It’s fairly easy to write a song that has a lot going on. Pop and rock music is littered with over-egged, more is more slices of it. Writing a song that is built out of the bare minimum, out of only what really matters, however, is a different art altogether. Those who are successful at it truly understand how music works. They understand that a beat is more than something to dance to, that sometimes space, where that beat should be, can be just as powerful. That vocals are more than just literary communication but speak to us sonically too, not to the logical part of the brain but our very soul. That the atmospheres and anticipations that are allowed to percolate in the negative space of a song can be as powerful as any note or lyric. It all comes down to understanding nuance and where the essence of the song lays. Stone Fruit understand all of this. And much more besides.

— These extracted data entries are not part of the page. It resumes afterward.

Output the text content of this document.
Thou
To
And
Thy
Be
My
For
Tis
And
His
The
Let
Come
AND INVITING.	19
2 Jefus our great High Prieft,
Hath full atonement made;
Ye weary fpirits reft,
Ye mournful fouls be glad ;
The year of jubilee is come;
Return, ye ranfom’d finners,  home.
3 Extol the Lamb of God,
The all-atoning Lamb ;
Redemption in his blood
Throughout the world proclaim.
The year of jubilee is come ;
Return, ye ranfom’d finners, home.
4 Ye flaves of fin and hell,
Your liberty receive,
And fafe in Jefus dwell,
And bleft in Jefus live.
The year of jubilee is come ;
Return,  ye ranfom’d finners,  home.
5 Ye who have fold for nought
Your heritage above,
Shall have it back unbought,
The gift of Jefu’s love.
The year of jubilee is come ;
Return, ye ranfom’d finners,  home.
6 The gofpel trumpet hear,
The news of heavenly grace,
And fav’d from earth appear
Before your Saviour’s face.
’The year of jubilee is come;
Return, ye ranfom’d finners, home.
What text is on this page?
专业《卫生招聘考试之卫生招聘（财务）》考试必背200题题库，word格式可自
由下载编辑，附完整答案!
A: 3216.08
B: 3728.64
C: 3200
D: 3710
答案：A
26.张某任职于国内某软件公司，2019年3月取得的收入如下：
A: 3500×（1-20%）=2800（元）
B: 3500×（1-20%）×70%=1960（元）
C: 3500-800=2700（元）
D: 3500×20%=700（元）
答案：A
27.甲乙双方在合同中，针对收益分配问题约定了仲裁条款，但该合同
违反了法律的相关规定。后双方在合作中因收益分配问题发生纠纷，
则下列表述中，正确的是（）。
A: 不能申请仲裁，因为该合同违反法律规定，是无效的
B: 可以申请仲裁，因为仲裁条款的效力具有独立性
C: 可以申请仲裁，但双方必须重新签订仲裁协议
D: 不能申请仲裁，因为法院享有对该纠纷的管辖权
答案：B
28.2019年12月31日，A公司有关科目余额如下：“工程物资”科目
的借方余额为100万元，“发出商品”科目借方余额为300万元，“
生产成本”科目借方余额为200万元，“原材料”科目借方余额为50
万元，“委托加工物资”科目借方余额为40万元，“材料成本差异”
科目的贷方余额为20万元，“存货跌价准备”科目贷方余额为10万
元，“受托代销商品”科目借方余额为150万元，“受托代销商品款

Second Guess is a song that drifts rather than grooves, that floats around the listener rather than demands that they join the dance. It is delicate and graceful, built from just enough structure to tether the song and stop it drifting away. Chiming and charming string arrangments form a safety net, hazy sonic washes and a plaintive piano breeze gently through and Valentini Pavlidou’s gorgeous and intimate vocals whisper sweet regrets into the listener’s consciousness.

Not only a gorgeous and graceful song but one which proves that less is definitely more. And, that being so, in the right hands, so this much less is therefore so much more. Stone Fruit are certainly the right hands.